認知症になっても安心して暮らせるまちづくりの取り組みを毎年募り、表彰するもの。今回は全国から27件の事例が寄せられ、「共生社会に向けた先駆性、オリジナリティがあるか」「認知症当事者が望む活動を本人も一緒に進めているか」などを基準に認知症の専門家らが選考を行い、練り歩き隊を含む5つの活動が大賞に選ばれた。
練り歩き隊は認知症当事者と、彼らをサポートするデイサービス事業者・高齢者あんしん相談センターの認知症地域支援推進員・行政・企業や学生ボランティアからなる。中央図書館(千人町)とイトーヨーカドー八王子店(狭間町)で活動しており、借りたい本を探したり買い物をする中で不便を感じた点を施設側に伝えて、施設側もその意見を参考に利便性の向上に役立てている。
認知症の症状には記憶障害のほか、理解力や判断力の低下もある。これまでの指摘で階段やトイレの案内表示を増やしたり、視覚的に分かりやすいピクトグラムを採用するなどの改善が行われた。またイトーヨーカドーでは駐車場内の案内表示を遮る雑草の草刈りなども、施設側と一緒に定期的に行っている。

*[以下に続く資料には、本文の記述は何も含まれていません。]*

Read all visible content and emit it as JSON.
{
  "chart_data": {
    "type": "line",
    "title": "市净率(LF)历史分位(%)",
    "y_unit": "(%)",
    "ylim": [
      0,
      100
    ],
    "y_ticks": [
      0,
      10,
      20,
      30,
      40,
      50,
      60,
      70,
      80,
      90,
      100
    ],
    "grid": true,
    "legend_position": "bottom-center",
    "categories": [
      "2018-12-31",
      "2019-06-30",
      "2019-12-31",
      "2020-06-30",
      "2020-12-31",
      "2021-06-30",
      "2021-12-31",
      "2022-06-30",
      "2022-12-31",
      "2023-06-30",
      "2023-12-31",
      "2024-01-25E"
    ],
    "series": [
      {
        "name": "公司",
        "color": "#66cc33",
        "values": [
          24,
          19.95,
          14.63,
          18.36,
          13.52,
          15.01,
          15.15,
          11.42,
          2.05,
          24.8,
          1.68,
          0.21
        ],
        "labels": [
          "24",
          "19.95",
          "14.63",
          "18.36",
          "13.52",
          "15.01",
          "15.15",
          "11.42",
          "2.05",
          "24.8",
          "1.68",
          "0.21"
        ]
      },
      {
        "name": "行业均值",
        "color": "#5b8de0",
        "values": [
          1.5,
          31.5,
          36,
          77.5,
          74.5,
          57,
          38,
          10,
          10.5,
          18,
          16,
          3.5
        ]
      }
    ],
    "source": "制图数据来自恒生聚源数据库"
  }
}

「認知症当事者を中心に置き、成果が誰にも見える」「活動に関わる人や団体に『ともに生きる』という共通の思いが生まれている」ことなどが受賞の理由となった。
広がりに期待
各施設での「練り歩き」は2〜3年前、ほぼ同時期に始まった。図書館では「認知症になっても今まで通りに利用したい」という利用者の声に応える形で、イトーヨーカドーでは認知症サポーター養成講座を受講した従業員が「買い物をする上で困っていることがあるのでは」と認知症当事者を招き、聞き取りの機会を設けたことがきっかけとなった。練り歩き隊で活動する当事者は「この取り組みが広がれば、誰もが暮らしやすいまちになる」と期待し、活動を続けていく。